Actually, things have slowed down a tad, meaning there is room to breathe a little in between screenings and there are not as many interviews to run back and forth to in a short amount of time – and thankfully so, less of the dishevelled look that comes from said running. It also means there is a bit more time to digest the subjects presented on screen.
It’s just as well, because I’ve seen two of my best films at TIFF so far – one on Tuesday and one on Wednesday. Mira Nair’s The Reluctant Fundamentalist blew me away. It’s based on the book by British-Pakistani author Mohsin Hamid, and the film made me want to go read the story, which I know comes with high praise. Nair’s treatment of the complex issues in a post-9/11 world is admirable – as far as possible, she handles them with balance and depth. The cinematography and music, especially the closing credits track from Peter Gabriel, serve to underscore the extreme emotions these issues stir.

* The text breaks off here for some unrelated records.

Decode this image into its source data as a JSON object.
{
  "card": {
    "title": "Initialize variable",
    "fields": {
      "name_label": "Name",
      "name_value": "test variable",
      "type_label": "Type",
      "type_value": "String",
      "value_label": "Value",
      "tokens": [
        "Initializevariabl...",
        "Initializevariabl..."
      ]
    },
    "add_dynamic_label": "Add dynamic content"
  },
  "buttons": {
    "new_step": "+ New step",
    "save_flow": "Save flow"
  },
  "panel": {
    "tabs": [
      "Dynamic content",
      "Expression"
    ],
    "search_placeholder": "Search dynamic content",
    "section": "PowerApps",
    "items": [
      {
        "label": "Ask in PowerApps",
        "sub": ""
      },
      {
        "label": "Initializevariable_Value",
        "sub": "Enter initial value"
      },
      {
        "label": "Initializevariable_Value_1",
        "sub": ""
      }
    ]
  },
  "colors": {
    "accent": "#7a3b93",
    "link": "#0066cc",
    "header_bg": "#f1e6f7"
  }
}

Wednesday morning brought with it the chance to catch up and see another film set within a Middle Eastern milieu, Argo – Ben Affleck’s film, which premiered earlier in the fest. The Oscar winner directed the movie, in which he also stars, about the audacious plan to free Americans in the 1979 takeover of the US Embassy in Iran. It’s an excellent example of true filmmaking – a movie in which you know the outcome but are driven to keep digging your fingers deeper and deeper into the seat with anticipation. So much so, you even begin to doubt the outcome of the history.
I also caught the film Inescapable, which is set in Syria but was filmed in South Africa. Johannesburg makes for a convincing Damascus in the thriller/drama of a man looking for his daughter who goes missing in Syria. It’s the film Joshua Jackson told me at Sundance that he’d be going to SA to make and here it is premiering at another film fest. It also stars Marisa Tomei and Alexander Siddig. Unfortunately it’s nowhere near as rewarding as the previous two films mentioned above.
As for the more social side of the film festival, I haven’t been doing many parties or events like that as a result of my training for the NYC Marathon, but I’ve still been able to experience a bit of the Toronto nightlife. Suffice to say, the city has just as much of a sense of humour when the sun goes down as it has during the day.